Ditunggu Aksi Jangka Pendek Pelindo!

Bila pemerintah menginginkan penurunan biaya logistik menjadi 17%, maka hal itu hanya bisa dilakukan lewat inovasi dan perubahan proses bisnis pada komponen biaya THC dan marine.

Anitana Widya Puspa

2 Okt 2021 - 00.19
A-
A+
Ditunggu Aksi Jangka Pendek Pelindo!

Dari kiri ke kanan, Direktur Utama Pelindo IV Prasetyadi, Dirut Pelindo III Bob Robyanto, Dirut Pelindo II Arif Suhartono, dan Dirut Pelindo I Prasetyo berfoto seusai menandatangani akta penggabungan keempat BUMN pelabuhan di Jakarta, Jumat (1/10/2021)./Pelindo II

Bisnis, JAKARTA – Mulai 1 Oktober 2021, tak ada lagi nama Pelindo I, Pelindo II, Pelindo III, dan Pelindo IV. Keempatnya melebur menjadi satu dengan nama tunggal: Pelindo.

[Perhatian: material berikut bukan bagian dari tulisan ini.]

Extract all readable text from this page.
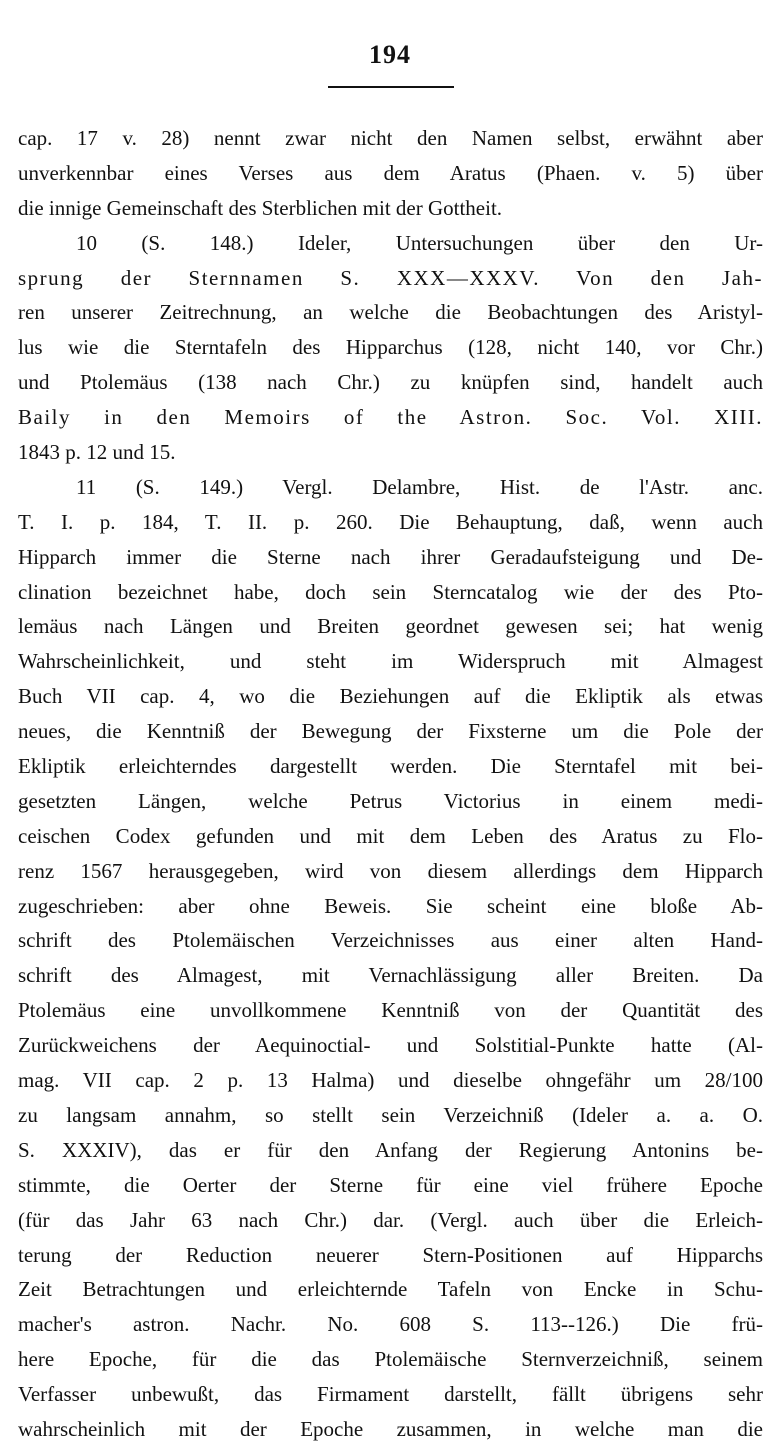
194
cap. 17 v. 28) nennt zwar nicht den Namen selbst, erwähnt aber
unverkennbar eines Verses aus dem Aratus (Phaen. v. 5) über
die innige Gemeinschaft des Sterblichen mit der Gottheit.
10 (S. 148.) Ideler, Untersuchungen über den Ur-
sprung der Sternnamen S. XXX—XXXV. Von den Jah-
ren unserer Zeitrechnung, an welche die Beobachtungen des Aristyl-
lus wie die Sterntafeln des Hipparchus (128, nicht 140, vor Chr.)
und Ptolemäus (138 nach Chr.) zu knüpfen sind, handelt auch
Baily in den Memoirs of the Astron. Soc. Vol. XIII.
1843 p. 12 und 15.
11 (S. 149.) Vergl. Delambre, Hist. de l'Astr. anc.
T. I. p. 184, T. II. p. 260. Die Behauptung, daß, wenn auch
Hipparch immer die Sterne nach ihrer Geradaufsteigung und De-
clination bezeichnet habe, doch sein Sterncatalog wie der des Pto-
lemäus nach Längen und Breiten geordnet gewesen sei; hat wenig
Wahrscheinlichkeit, und steht im Widerspruch mit Almagest
Buch VII cap. 4, wo die Beziehungen auf die Ekliptik als etwas
neues, die Kenntniß der Bewegung der Fixsterne um die Pole der
Ekliptik erleichterndes dargestellt werden. Die Sterntafel mit bei-
gesetzten Längen, welche Petrus Victorius in einem medi-
ceischen Codex gefunden und mit dem Leben des Aratus zu Flo-
renz 1567 herausgegeben, wird von diesem allerdings dem Hipparch
zugeschrieben: aber ohne Beweis. Sie scheint eine bloße Ab-
schrift des Ptolemäischen Verzeichnisses aus einer alten Hand-
schrift des Almagest, mit Vernachlässigung aller Breiten. Da
Ptolemäus eine unvollkommene Kenntniß von der Quantität des
Zurückweichens der Aequinoctial- und Solstitial-Punkte hatte (Al-
mag. VII cap. 2 p. 13 Halma) und dieselbe ohngefähr um 28/100
zu langsam annahm, so stellt sein Verzeichniß (Ideler a. a. O.
S. XXXIV), das er für den Anfang der Regierung Antonins be-
stimmte, die Oerter der Sterne für eine viel frühere Epoche
(für das Jahr 63 nach Chr.) dar. (Vergl. auch über die Erleich-
terung der Reduction neuerer Stern-Positionen auf Hipparchs
Zeit Betrachtungen und erleichternde Tafeln von Encke in Schu-
macher's astron. Nachr. No. 608 S. 113--126.) Die frü-
here Epoche, für die das Ptolemäische Sternverzeichniß, seinem
Verfasser unbewußt, das Firmament darstellt, fällt übrigens sehr
wahrscheinlich mit der Epoche zusammen, in welche man die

Keempat BUMN pelabuhan itu telah resmi bergabung alias merger. Wacana yang digulirkan sejak puluhan tahun lampau akhirnya terwujud.

Dengan merger, perubahan akan terjadi, mulai dari kapasitas layanan hingga struktur dan sistem perusahaan.

Jika sebelumnya merger operasional setiap pelabuhan di wilayah operasi keempat Pelindo tidak terstandar dan kurang terkoordinasi secara nasional, maka setelah merger, bisnis dan operasional pelabuhan menjadi terstandar.

Integrasi keempat BUMN juga membuat pemerintah dapat berkoordinasi dengan satu BUMN pelabuhan.

Dengan penggabungan keempat Pelindo pula, pengembangan konektivitas untuk hinterland lebih terkoordinasi.

Saat menyaksikan penandatanganan akta penggabungan keempat Pelindo, Jumat (1/10/2021), Wakil Menteri II BUMN Kartika Wirjoatmodjo mengatakan merger ini menjadi momen penting dan bersejarah bagi pengelolaan BUMN kepelabuhanan untuk meningkatkan value creation. Inisiatif ini bertujuan meningkatkan efektivitas  dan efisiensi kepelabuhanan nasional.

Kartika berharap, setelah merger, Pelindo dapat fokus agar keempat subholding di bawahnya segera efektif dan dioperasikan secara optimal.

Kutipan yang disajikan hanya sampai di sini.